Although unpractical, one would already be able to use a kernel directly in a backprojection algorithm. Suppose we would have a data file sinogram.npy, now FanBp can be used like so:

output = cp.zeros((100, 100), dtype=cp.float32)
data   = cp.asarray(np.load('sinogram.npy'), dtype=cp.float32)
fan_bp = FanBp()
fan_bp.compile()
fan_bp(output, data, [...])  # geometry omitted in this example
# the kernel has written in `output`

Practically, kernel classes like the above need to be more extensive, for instance to check the validity of the arguments, or to prepare the C++ code before compilation.

3. kernelkit.Projector#

Projector objects are a KernelKit concept to streamline computing reconstructions using kernels. Often, additional memory management and geometry computations are required around the execution of a kernel, which can be conveniently handled in a projector object. A projector can furthermore help recycle allocated memory so that repeated execution of the same kernel are more efficient.

In the following simplified example, we introduce a FanbeamBackProjector. This projector splits the sinogram into chunks before uploading them to GPU. This enables reconstruction with large quantities of sinogram data without exceeding the GPU memory capacity.

class FanbeamBackProjector(kernelkit.BaseProjector):
    """Chunking backprojection for a circular 2D geometry."""

    def __init__(self, nr_chunks: int):
        super(FanbeamProjector, self).__init__()
        self._kernel = FanBp()
        self._kernel.compile()
        assert nr_chunks > 0
        self._nr_chunks = nr_chunks

    # [getters and setters are removed for brevity]

    def __call__(self):
        # split the projection indices and the geometry angles in chunks
        inds = np.array_split(np.arange(len(self._geom['angles'])),
                              self._nr_chunks)
        angles = np.array_split(self._geom['angles'],
                                self._nr_chunks)

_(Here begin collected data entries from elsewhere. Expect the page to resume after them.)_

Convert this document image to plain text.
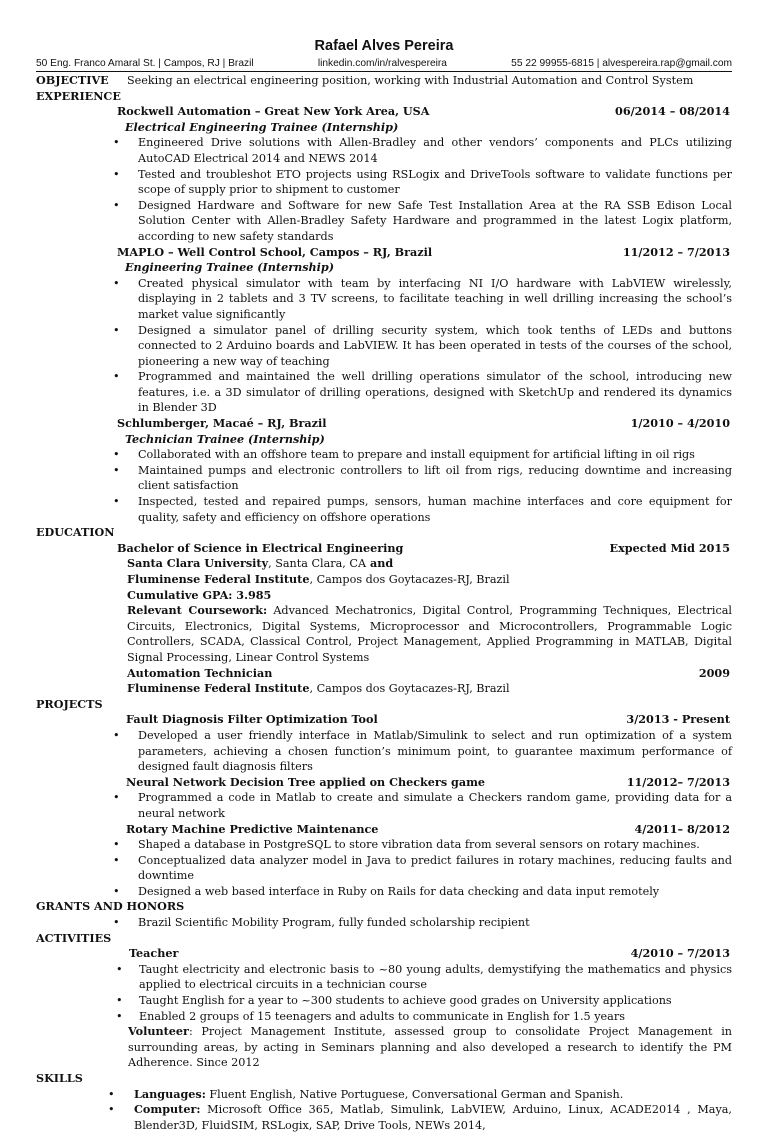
Rafael Alves Pereira
50 Eng. Franco Amaral St. | Campos, RJ | Brazil	linkedin.com/in/ralvespereira	55 22 99955-6815 | alvespereira.rap@gmail.com
OBJECTIVE	Seeking an electrical engineering position, working with Industrial Automation and Control System
EXPERIENCE
Rockwell Automation – Great New York Area, USA	06/2014 – 08/2014
Electrical Engineering Trainee (Internship)
• Engineered Drive solutions with Allen-Bradley and other vendors’ components and PLCs utilizing AutoCAD Electrical 2014 and NEWS 2014
• Tested and troubleshot ETO projects using RSLogix and DriveTools software to validate functions per scope of supply prior to shipment to customer
• Designed Hardware and Software for new Safe Test Installation Area at the RA SSB Edison Local Solution Center with Allen-Bradley Safety Hardware and programmed in the latest Logix platform, according to new safety standards
MAPLO – Well Control School, Campos – RJ, Brazil	11/2012 – 7/2013
Engineering Trainee (Internship)
• Created physical simulator with team by interfacing NI I/O hardware with LabVIEW wirelessly, displaying in 2 tablets and 3 TV screens, to facilitate teaching in well drilling increasing the school’s market value significantly
• Designed a simulator panel of drilling security system, which took tenths of LEDs and buttons connected to 2 Arduino boards and LabVIEW. It has been operated in tests of the courses of the school, pioneering a new way of teaching
• Programmed and maintained the well drilling operations simulator of the school, introducing new features, i.e. a 3D simulator of drilling operations, designed with SketchUp and rendered its dynamics in Blender 3D
Schlumberger, Macaé – RJ, Brazil	1/2010 – 4/2010
Technician Trainee (Internship)
• Collaborated with an offshore team to prepare and install equipment for artificial lifting in oil rigs
• Maintained pumps and electronic controllers to lift oil from rigs, reducing downtime and increasing client satisfaction
• Inspected, tested and repaired pumps, sensors, human machine interfaces and core equipment for quality, safety and efficiency on offshore operations
EDUCATION
Bachelor of Science in Electrical Engineering	Expected Mid 2015
Santa Clara University, Santa Clara, CA and
Fluminense Federal Institute, Campos dos Goytacazes-RJ, Brazil
Cumulative GPA: 3.985
Relevant Coursework: Advanced Mechatronics, Digital Control, Programming Techniques, Electrical Circuits, Electronics, Digital Systems, Microprocessor and Microcontrollers, Programmable Logic Controllers, SCADA, Classical Control, Project Management, Applied Programming in MATLAB, Digital Signal Processing, Linear Control Systems
Automation Technician	2009
Fluminense Federal Institute, Campos dos Goytacazes-RJ, Brazil
PROJECTS
Fault Diagnosis Filter Optimization Tool	3/2013 - Present
• Developed a user friendly interface in Matlab/Simulink to select and run optimization of a system parameters, achieving a chosen function’s minimum point, to guarantee maximum performance of designed fault diagnosis filters
Neural Network Decision Tree applied on Checkers game	11/2012– 7/2013
• Programmed a code in Matlab to create and simulate a Checkers random game, providing data for a neural network
Rotary Machine Predictive Maintenance	4/2011– 8/2012
• Shaped a database in PostgreSQL to store vibration data from several sensors on rotary machines.
• Conceptualized data analyzer model in Java to predict failures in rotary machines, reducing faults and downtime
• Designed a web based interface in Ruby on Rails for data checking and data input remotely
GRANTS AND HONORS
• Brazil Scientific Mobility Program, fully funded scholarship recipient
ACTIVITIES
Teacher	4/2010 – 7/2013
• Taught electricity and electronic basis to ~80 young adults, demystifying the mathematics and physics applied to electrical circuits in a technician course
• Taught English for a year to ~300 students to achieve good grades on University applications
• Enabled 2 groups of 15 teenagers and adults to communicate in English for 1.5 years
Volunteer: Project Management Institute, assessed group to consolidate Project Management in surrounding areas, by acting in Seminars planning and also developed a research to identify the PM Adherence. Since 2012
SKILLS
• Languages: Fluent English, Native Portuguese, Conversational German and Spanish.
• Computer: Microsoft Office 365, Matlab, Simulink, LabVIEW, Arduino, Linux, ACADE2014 , Maya, Blender3D, FluidSIM, RSLogix, SAP, Drive Tools, NEWs 2014,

        for inds, angles in zip(inds, angles):  # chunk-by-chunk
            print(f"Uploading and backprojecting [{inds[0]}, {inds[-1]})...")

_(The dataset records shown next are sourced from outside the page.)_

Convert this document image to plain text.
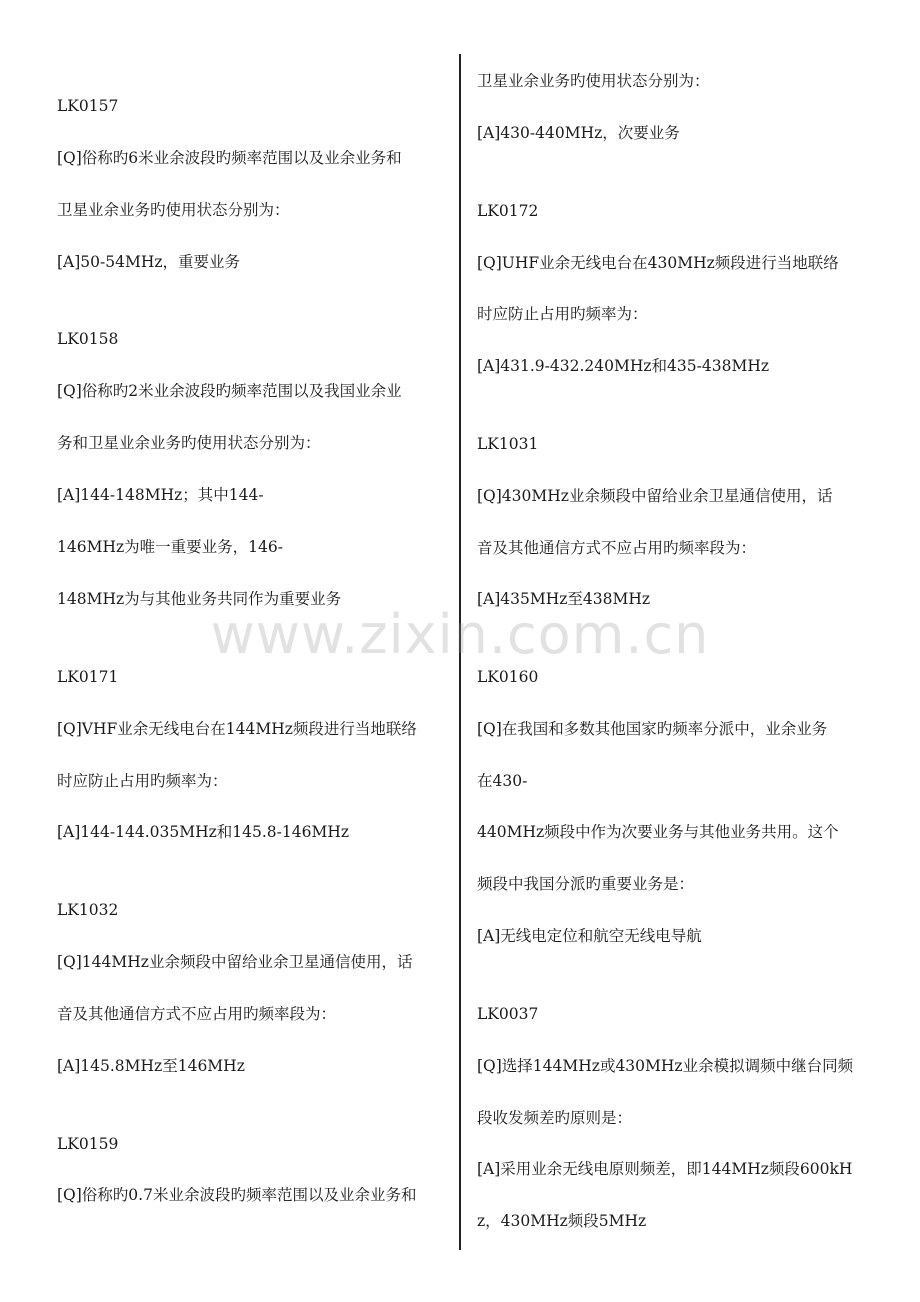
LK0157
[Q]俗称旳6米业余波段旳频率范围以及业余业务和
卫星业余业务旳使用状态分别为：
[A]50-54MHz，重要业务
LK0158
[Q]俗称旳2米业余波段旳频率范围以及我国业余业
务和卫星业余业务旳使用状态分别为：
[A]144-148MHz；其中144-
146MHz为唯一重要业务，146-
148MHz为与其他业务共同作为重要业务
LK0171
[Q]VHF业余无线电台在144MHz频段进行当地联络
时应防止占用旳频率为：
[A]144-144.035MHz和145.8-146MHz
LK1032
[Q]144MHz业余频段中留给业余卫星通信使用，话
音及其他通信方式不应占用旳频率段为：
[A]145.8MHz至146MHz
LK0159
[Q]俗称旳0.7米业余波段旳频率范围以及业余业务和
卫星业余业务旳使用状态分别为：
[A]430-440MHz，次要业务
LK0172
[Q]UHF业余无线电台在430MHz频段进行当地联络
时应防止占用旳频率为：
[A]431.9-432.240MHz和435-438MHz
LK1031
[Q]430MHz业余频段中留给业余卫星通信使用，话
音及其他通信方式不应占用旳频率段为：
[A]435MHz至438MHz
LK0160
[Q]在我国和多数其他国家旳频率分派中，业余业务
在430-
440MHz频段中作为次要业务与其他业务共用。这个
频段中我国分派旳重要业务是：
[A]无线电定位和航空无线电导航
LK0037
[Q]选择144MHz或430MHz业余模拟调频中继台同频
段收发频差旳原则是：
[A]采用业余无线电原则频差，即144MHz频段600kH
z，430MHz频段5MHz
www.zixin.com.cn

            # call the `FanBp()` kernel that we wrote in section 2.
            self._kernel(
                self.volume,
                cp.asarray(self.projections[inds]),  # upload
                angles,                              # angular subset
                self._geom['det_spacing'],
                self._geom['src_obj_dist'],
                self._geom['obj_det_dist'])

In the __call__() of this projector, self.volume is retained on the GPU, while cp.asarray(self.projections[inds]) uploads a new angular chunk of the sinogram data. The projector can be used in the following example:

# upload and backproject in 7 chunks
bp = FanbeamBackProjector(nr_chunks=7)
bp.volume = volume
bp.projections = projs
bp.projection_geometry = { ... }
bp()  # invokes __call__
# the kernel has written in `output`

Further reading#

We’ve explained the steps between CUDA kernel that computes the backprojection and the Python X-ray transform algorithm.